From Monaco to Manchester, Bernardo conquers all before him

The night of Tuesday 21st February 2017 might reasonably be bookmarked as the occasion Manchester City fans first became aware of what the future might hold for them.

It was the Etihad first leg of the Champions League round of 16 match with Monaco, the surprise package of that season’s edition. On an indescribably unstable night, Monaco led twice at 2-1 and 3-2, before succumbing 5-3 to a City side powered forward by a combination of Sergio Aguero’s unstoppable attacking prowess and the crowd’s semi-delirious fervour. 

L’Equipe led with a front page decorated with all the goal action and a single large 8 in the middle, under the headline “Le Grand 8”.

It had been a night of extravagant skills and outrageous goals. Monaco had even managed to miss a penalty in amongst the carnage.

A young Kylian Mbappe had scored and an ageing Radamel Falcao spent long periods of a frenetic match reminding all that his barren spells at Stamford Bridge and Old Trafford had not been the real him at all with a breathless display of his own up front. But, there was something else going on at the heart of the action that would pave the way to the eventual dawn of another emerging hero in sky blue. 

Uncontrollable

Ironically on this occasion, however, the man in question was wearing the unmistakeable red and white halves of the visitors. Tucked in on the right of midfield, sometimes hugging the flank, often veering inside to cause havoc in the central areas, but always carrying the trouble with him, Bernardo Silva orchestrated all that was dangerous in Monaco’s stunningly fluid attacking game. For a time in the first half the wiry little Benfica youth product seemed utterly unplayable, weaving in and out at will and finding his team mates with laser precision. He was a constant, ever-present nuisance that Guardiola’s thoroughbreds just could not get to grips with.
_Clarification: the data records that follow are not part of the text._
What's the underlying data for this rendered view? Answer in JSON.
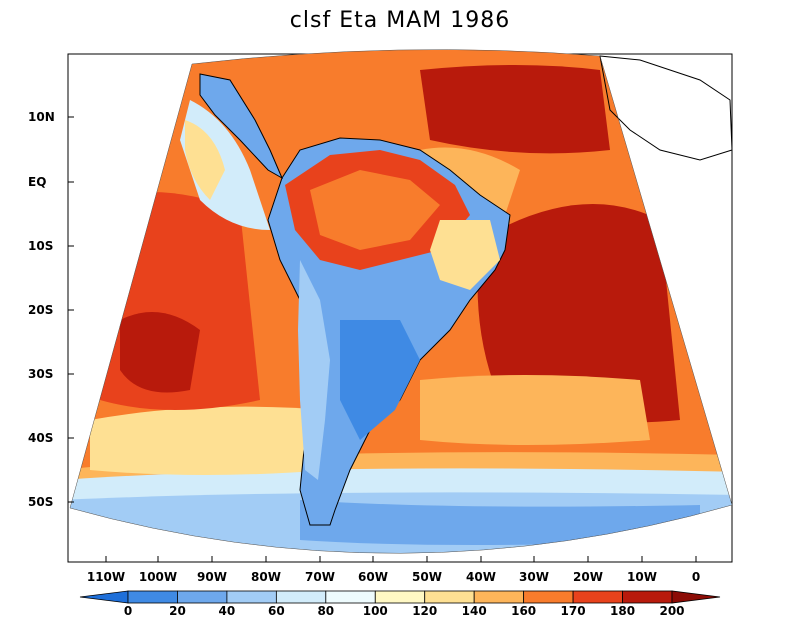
{
  "title": "clsf Eta MAM 1986",
  "lat_labels": [
    "10N",
    "EQ",
    "10S",
    "20S",
    "30S",
    "40S",
    "50S"
  ],
  "lon_labels": [
    "110W",
    "100W",
    "90W",
    "80W",
    "70W",
    "60W",
    "50W",
    "40W",
    "30W",
    "20W",
    "10W",
    "0"
  ],
  "colorbar": {
    "labels": [
      "0",
      "20",
      "40",
      "60",
      "80",
      "100",
      "120",
      "140",
      "160",
      "170",
      "180",
      "200"
    ],
    "colors": [
      "#1e6fd9",
      "#3f8ae4",
      "#6ea8ec",
      "#a2ccf5",
      "#d2ecfa",
      "#eefbfd",
      "#fff8c4",
      "#fee093",
      "#fdb55a",
      "#f87c2c",
      "#e8421c",
      "#b81a0c",
      "#8c0c06"
    ]
  },
  "palette": {
    "deep_blue": "#3f8ae4",
    "mid_blue": "#6ea8ec",
    "light_blue": "#a2ccf5",
    "pale_blue": "#d2ecfa",
    "yellow": "#fee093",
    "light_orange": "#fdb55a",
    "orange": "#f87c2c",
    "red_orange": "#e8421c",
    "red": "#b81a0c"
  }
}
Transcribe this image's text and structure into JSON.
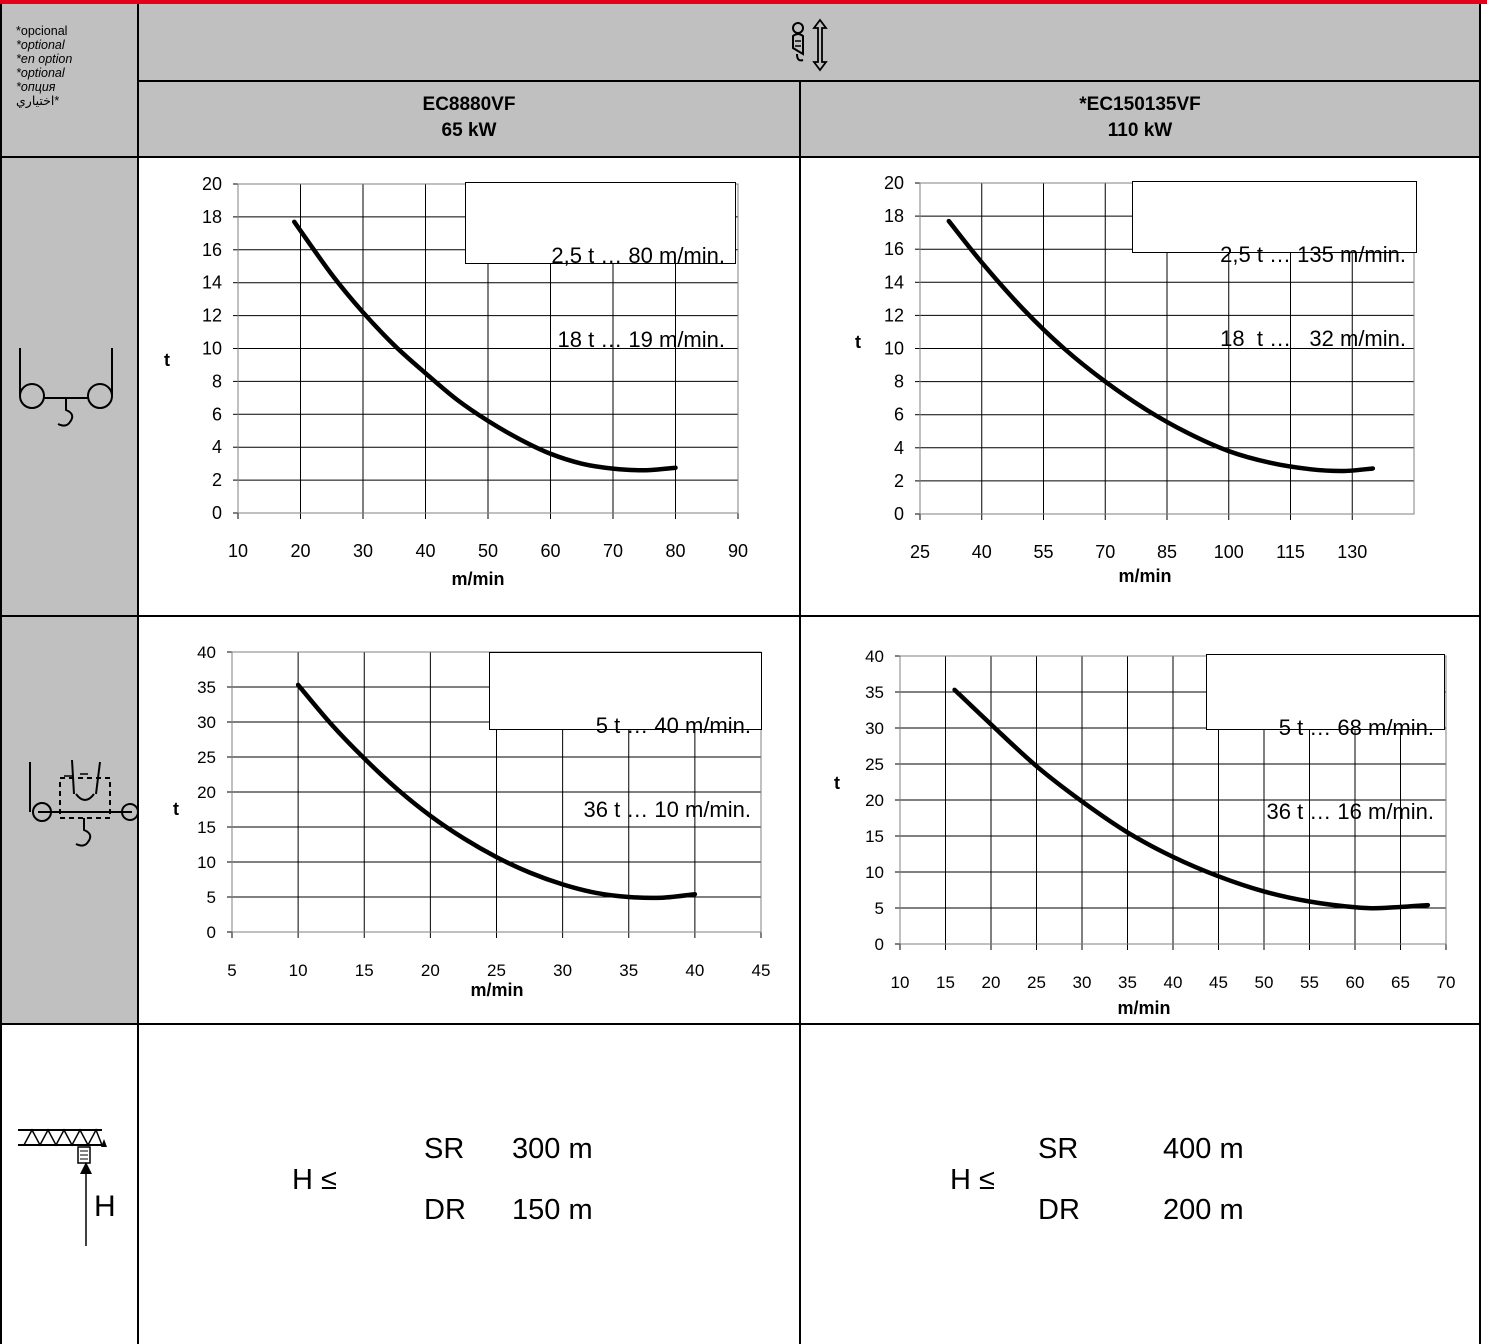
{
  "header": {
    "optional_labels": [
      "*opcional",
      "*optional",
      "*en option",
      "*optional",
      "*опция",
      "اختياري*"
    ],
    "hoist_icon": "hook-hoist-up-down-icon"
  },
  "models": [
    {
      "name": "EC8880VF",
      "power": "65 kW"
    },
    {
      "name": "*EC150135VF",
      "power": "110 kW"
    }
  ],
  "row_icons": [
    "single-reeving-hook-icon",
    "double-reeving-hook-icon",
    "crane-jib-height-icon"
  ],
  "height_icon_label": "H",
  "height": [
    {
      "label": "H ≤",
      "rows": [
        {
          "mode": "SR",
          "value": "300 m"
        },
        {
          "mode": "DR",
          "value": "150 m"
        }
      ]
    },
    {
      "label": "H ≤",
      "rows": [
        {
          "mode": "SR",
          "value": "400 m"
        },
        {
          "mode": "DR",
          "value": "200 m"
        }
      ]
    }
  ],
  "chart_data": [
    {
      "type": "line",
      "title": "",
      "xlabel": "m/min",
      "ylabel": "t",
      "xlim": [
        10,
        90
      ],
      "ylim": [
        0,
        20
      ],
      "xticks": [
        10,
        20,
        30,
        40,
        50,
        60,
        70,
        80,
        90
      ],
      "yticks": [
        0,
        2,
        4,
        6,
        8,
        10,
        12,
        14,
        16,
        18,
        20
      ],
      "grid": true,
      "annotation": [
        "2,5 t … 80 m/min.",
        " 18 t … 19 m/min."
      ],
      "series": [
        {
          "x": [
            19,
            25,
            30,
            35,
            40,
            45,
            50,
            55,
            60,
            65,
            70,
            75,
            80
          ],
          "y": [
            17.7,
            14.5,
            12.2,
            10.2,
            8.5,
            6.9,
            5.6,
            4.5,
            3.6,
            3.0,
            2.7,
            2.6,
            2.75
          ]
        }
      ]
    },
    {
      "type": "line",
      "title": "",
      "xlabel": "m/min",
      "ylabel": "t",
      "xlim": [
        25,
        145
      ],
      "ylim": [
        0,
        20
      ],
      "xticks": [
        25,
        40,
        55,
        70,
        85,
        100,
        115,
        130
      ],
      "yticks": [
        0,
        2,
        4,
        6,
        8,
        10,
        12,
        14,
        16,
        18,
        20
      ],
      "grid": true,
      "annotation": [
        "2,5 t … 135 m/min.",
        "18  t …   32 m/min."
      ],
      "series": [
        {
          "x": [
            32,
            40,
            50,
            60,
            70,
            80,
            90,
            100,
            110,
            120,
            128,
            135
          ],
          "y": [
            17.7,
            15.2,
            12.4,
            10.0,
            8.0,
            6.3,
            4.9,
            3.8,
            3.1,
            2.7,
            2.6,
            2.75
          ]
        }
      ]
    },
    {
      "type": "line",
      "title": "",
      "xlabel": "m/min",
      "ylabel": "t",
      "xlim": [
        5,
        45
      ],
      "ylim": [
        0,
        40
      ],
      "xticks": [
        5,
        10,
        15,
        20,
        25,
        30,
        35,
        40,
        45
      ],
      "yticks": [
        0,
        5,
        10,
        15,
        20,
        25,
        30,
        35,
        40
      ],
      "grid": true,
      "annotation": [
        "5 t … 40 m/min.",
        "36 t … 10 m/min."
      ],
      "series": [
        {
          "x": [
            10,
            12.5,
            15,
            17.5,
            20,
            22.5,
            25,
            27.5,
            30,
            32.5,
            35,
            37.5,
            40
          ],
          "y": [
            35.3,
            29.7,
            24.8,
            20.4,
            16.6,
            13.4,
            10.7,
            8.5,
            6.8,
            5.6,
            5.0,
            4.9,
            5.4
          ]
        }
      ]
    },
    {
      "type": "line",
      "title": "",
      "xlabel": "m/min",
      "ylabel": "t",
      "xlim": [
        10,
        70
      ],
      "ylim": [
        0,
        40
      ],
      "xticks": [
        10,
        15,
        20,
        25,
        30,
        35,
        40,
        45,
        50,
        55,
        60,
        65,
        70
      ],
      "yticks": [
        0,
        5,
        10,
        15,
        20,
        25,
        30,
        35,
        40
      ],
      "grid": true,
      "annotation": [
        "5 t … 68 m/min.",
        "36 t … 16 m/min."
      ],
      "series": [
        {
          "x": [
            16,
            20,
            25,
            30,
            35,
            40,
            45,
            50,
            55,
            60,
            63,
            68
          ],
          "y": [
            35.3,
            30.5,
            24.7,
            19.8,
            15.5,
            12.1,
            9.4,
            7.3,
            5.9,
            5.1,
            5.0,
            5.4
          ]
        }
      ]
    }
  ]
}
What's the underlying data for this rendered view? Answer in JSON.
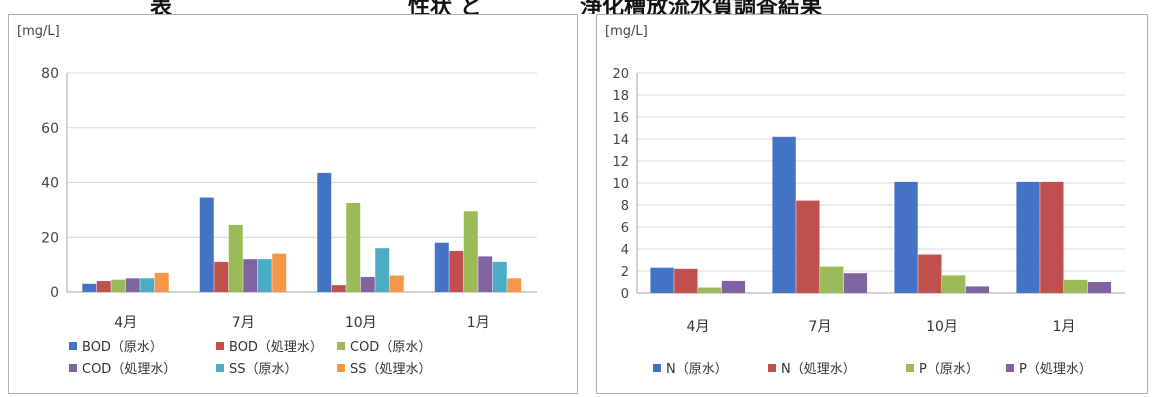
{
  "page_header": {
    "left_fragment": "表",
    "mid_fragment": "性状 と",
    "right_fragment": "浄化槽放流水質調査結果"
  },
  "chart_data": [
    {
      "type": "bar",
      "ylabel": "[mg/L]",
      "ylim": [
        0,
        80
      ],
      "yticks": [
        0,
        20,
        40,
        60,
        80
      ],
      "grid": true,
      "legend_position": "bottom",
      "categories": [
        "4月",
        "7月",
        "10月",
        "1月"
      ],
      "series": [
        {
          "name": "BOD（原水）",
          "color": "#4472c4",
          "values": [
            3,
            34.5,
            43.5,
            18
          ]
        },
        {
          "name": "BOD（処理水）",
          "color": "#c0504d",
          "values": [
            4,
            11,
            2.5,
            15
          ]
        },
        {
          "name": "COD（原水）",
          "color": "#9bbb59",
          "values": [
            4.5,
            24.5,
            32.5,
            29.5
          ]
        },
        {
          "name": "COD（処理水）",
          "color": "#8064a2",
          "values": [
            5,
            12,
            5.5,
            13
          ]
        },
        {
          "name": "SS（原水）",
          "color": "#4bacc6",
          "values": [
            5,
            12,
            16,
            11
          ]
        },
        {
          "name": "SS（処理水）",
          "color": "#f79646",
          "values": [
            7,
            14,
            6,
            5
          ]
        }
      ]
    },
    {
      "type": "bar",
      "ylabel": "[mg/L]",
      "ylim": [
        0,
        20
      ],
      "yticks": [
        0,
        2,
        4,
        6,
        8,
        10,
        12,
        14,
        16,
        18,
        20
      ],
      "grid": true,
      "legend_position": "bottom",
      "categories": [
        "4月",
        "7月",
        "10月",
        "1月"
      ],
      "series": [
        {
          "name": "N（原水）",
          "color": "#4472c4",
          "values": [
            2.3,
            14.2,
            10.1,
            10.1
          ]
        },
        {
          "name": "N（処理水）",
          "color": "#c0504d",
          "values": [
            2.2,
            8.4,
            3.5,
            10.1
          ]
        },
        {
          "name": "P（原水）",
          "color": "#9bbb59",
          "values": [
            0.5,
            2.4,
            1.6,
            1.2
          ]
        },
        {
          "name": "P（処理水）",
          "color": "#8064a2",
          "values": [
            1.1,
            1.8,
            0.6,
            1.0
          ]
        }
      ]
    }
  ]
}
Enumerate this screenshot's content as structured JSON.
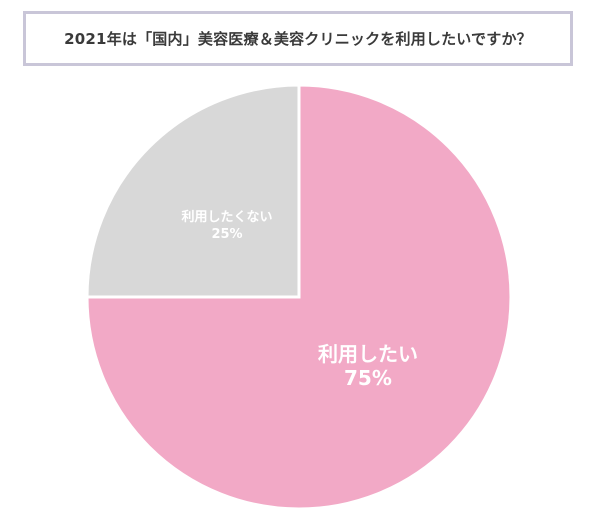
{
  "chart_data": {
    "type": "pie",
    "title": "2021年は「国内」美容医療＆美容クリニックを利用したいですか？",
    "slices": [
      {
        "label": "利用したい",
        "value": 75,
        "value_label": "75%",
        "color": "#f2a9c6"
      },
      {
        "label": "利用したくない",
        "value": 25,
        "value_label": "25%",
        "color": "#d8d8d8"
      }
    ],
    "start_angle": "12-o'clock",
    "direction": "clockwise",
    "legend": "none"
  }
}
That he tired in the onslaught and left centre stage to his City counterpart and namesake David Silva would also be telling. When he finally shipped up in Manchester that summer, it was widely expected to be as an eventual successor to the little Spaniard. The two midfielders share much more than the mesmeric close control, ability to thread passes others dare not dream about and a safe hand in the Guardiola possession game. They can both take a tackle, they are significantly tougher than their frail frames suggest and they put the kilometres on the clock playing another vital part of the Guardiola ideology, the energetic high press and quick recovery after loss of possession.

Bernardo won the league with Monaco and followed that up with the Premier League title in Guardiola’s record-breaking season of 2017-18. Now he has done it again, as a central figure and – to many people – as City’s and perhaps the Premier League’s best player this season. He has emerged in double quick time as one of the main players in a stellar squad, which may yet go down as unprecedented quadruple winners in England this season. To stand alongside the likes of Silva, Aguero, Kevin de Bruyne and Raheem Sterling and still come out smelling of roses is quite a feat.

It was perhaps the absence of the Belgian playmaker that thrust Bernardo into this season’s spotlight. What could have been a savage blow to City’s title hopes merely opened up the possibility of using the Portuguese in a much more prominent and frequent role.

Gluing it all together

City have had to ride several key injuries this season. Bernardo’s erstwhile Monaco team-mate Benjamin Mendy has also been out for most of the season and long-term injuries to Fernandinho, Fabian Delph, De Bruyne  and Vincent Kompany could have dented that surge for trophies. The emergence of the astonishingly mature talent Oleksandr Zinchenko as a long-term emergency left back was remarkable, as was the sterling work of Ilkay Gundogan, an energetic and classy replacement for the injured Fernandinho, but the one player who has glued everything together in the absence of De Bruyne has been Bernardo Silva.

Genial and easy-going, he has been Guardiola’s trump card, team mates’ favourite target for pranks and the Etihad crowd’s latest idol. His willingness to step into wide roles or central positions, his inevitable clocking of more kilometres than anyone else on the park, his bulging-eyed gleeful goal celebrations have all set him apart as a real gem in this squad of twinkling jewels. Unbowed by the pressure of the big occasion, it was Bernardo who swept the ball past David de Gea in the tension-packed Manchester derby at Old Trafford, a game City needed to win on the back of a draining Champions League departure against Tottenham.

Extravagance and industry

As a player and as a character the youth prospect, who left his native Lisbon so early to find fame and fortune in Monaco, has grown into a man, the man for Manchester City and Portugal, a player who the rest can rely on in a tight spot, a player who will deliver week after week, put in the hard yards and provide the silky passes and sureness of touch that gives the teams he plays for an immediate broad-based platform to victory.

You could perhaps say that Bernardo Silva has grown up in Manchester, a city of grit and endeavour in stark contrast to the parasol pines and cocktail decanters of Monte Carlo. He has brought with him the extravagant skills that shone on the French Riviera and planted them in the heartland of Manchester, the city of the Industrial Revolution. There can be no more apt a metaphor than that for this industrious little genius with the football world at his feet.